Think it was Kash? Asian guy. Initially spoke to reception who put me through to a sales guy.


----------



## Nimbus265 (May 31, 2014)

Hi All, first post - but glad to be here.

I have a deposit on a TTS; dealer has informed me to day that options selection will hopefully be end Jul/Aug. They should have a car for demo to those that have ordered in Oct. TT delivery by end on year, and TTS in 1st Qtr 15, if not before.


----------



## tt3600 (Apr 8, 2006)

I'm surprised my dealer has not phoned me yet. I don't think they really know when it's out. I'm also surprised the Audi website is not allowing you to configure the car given you can no longer buy the older model.

Will be interesting to see if any deals to be had, i'm certainly not paying list.


----------



## Templar (Mar 9, 2012)

tt3600 said:


> I'm surprised my dealer has not phoned me yet. I don't think they really know when it's out. I'm also surprised the Audi website is not allowing you to configure the car given you can no longer buy the older model.
> 
> Will be interesting to see if any deals to be had, i'm certainly not paying list.


Can't see much money being knocked off if I'm honest. . Supply and demand and all that. Take the A1 for instance, not much off those at the minute. Most I can negotiate is between 500 & 1500 at best..some dealers are refusing to knock anything off apart from a little off the finance.


----------



## ZephyR2 (Feb 20, 2013)

Nimbus265 said:


> Hi All, first post - but glad to be here.
> 
> I have a deposit on a TTS; dealer has informed me to day that options selection will hopefully be end Jul/Aug. They should have a car for demo to those that have ordered in Oct. TT delivery by end on year, and TTS in 1st Qtr 15, if not before.


Wow. Jan / Feb / March 2015 seems an awful long way off.


----------



## Templar (Mar 9, 2012)

ZephyR2 said:


> Nimbus265 said:
> 
> 
> > Hi All, first post - but glad to be here.
> ...


It does especially since new orders for the mk2 are now closed apparently. 
Must be the time required to install the new mk3 production line


----------



## Nimbus265 (May 31, 2014)

ZephyR2 said:


> Nimbus265 said:
> 
> 
> > Hi All, first post - but glad to be here.
> ...


Well as my current car is not a TT, and my future one is - and I want a new one, I have no choice but to wait. The quicker it arrives, the less deprecation on my current car, and the less I have to find. Not that I can do anything to speed the delivery up!


----------



## ZephyR2 (Feb 20, 2013)

Nimbus265 said:


> ZephyR2 said:
> 
> 
> > Nimbus265 said:
> ...


Don't know what your current car is but you could be looking at £2.5k - £3k depreciation on the value of your motor over that time  
Is the price of the new TT fixed?


----------



## Nimbus265 (May 31, 2014)

> Well as my current car is not a TT, and my future one is - and I want a new one, I have no choice but to wait. The quicker it arrives, the less deprecation on my current car, and the less I have to find. Not that I can do anything to speed the delivery up!
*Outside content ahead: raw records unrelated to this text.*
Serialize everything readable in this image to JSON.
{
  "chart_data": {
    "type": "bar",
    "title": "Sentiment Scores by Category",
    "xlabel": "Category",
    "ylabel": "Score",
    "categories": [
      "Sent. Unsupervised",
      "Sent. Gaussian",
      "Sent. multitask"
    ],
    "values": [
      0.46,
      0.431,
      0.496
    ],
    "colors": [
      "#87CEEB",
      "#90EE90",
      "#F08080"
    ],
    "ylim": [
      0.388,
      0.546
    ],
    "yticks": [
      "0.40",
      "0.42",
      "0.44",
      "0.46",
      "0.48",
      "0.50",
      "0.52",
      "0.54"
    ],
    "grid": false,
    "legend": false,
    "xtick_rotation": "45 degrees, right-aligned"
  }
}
Don't know what your current car is but you could be looking at £2.5k - £3k depreciation on the value of your motor over that time  
Is the price of the new TT fixed?[/quote]

Current car is 18 month old Jag XF-S; the original plan was for an F type coupe, but had to by the long haired general a car (Q5) and surprisingly pleased with it. We don't need 2 big cars, so its a 2+2 for me. Nearly bought a 12 month of TT-RS at the weekend, but with the Mk3 on the horizon, it seemed to make sense - hence deposit paid  .


----------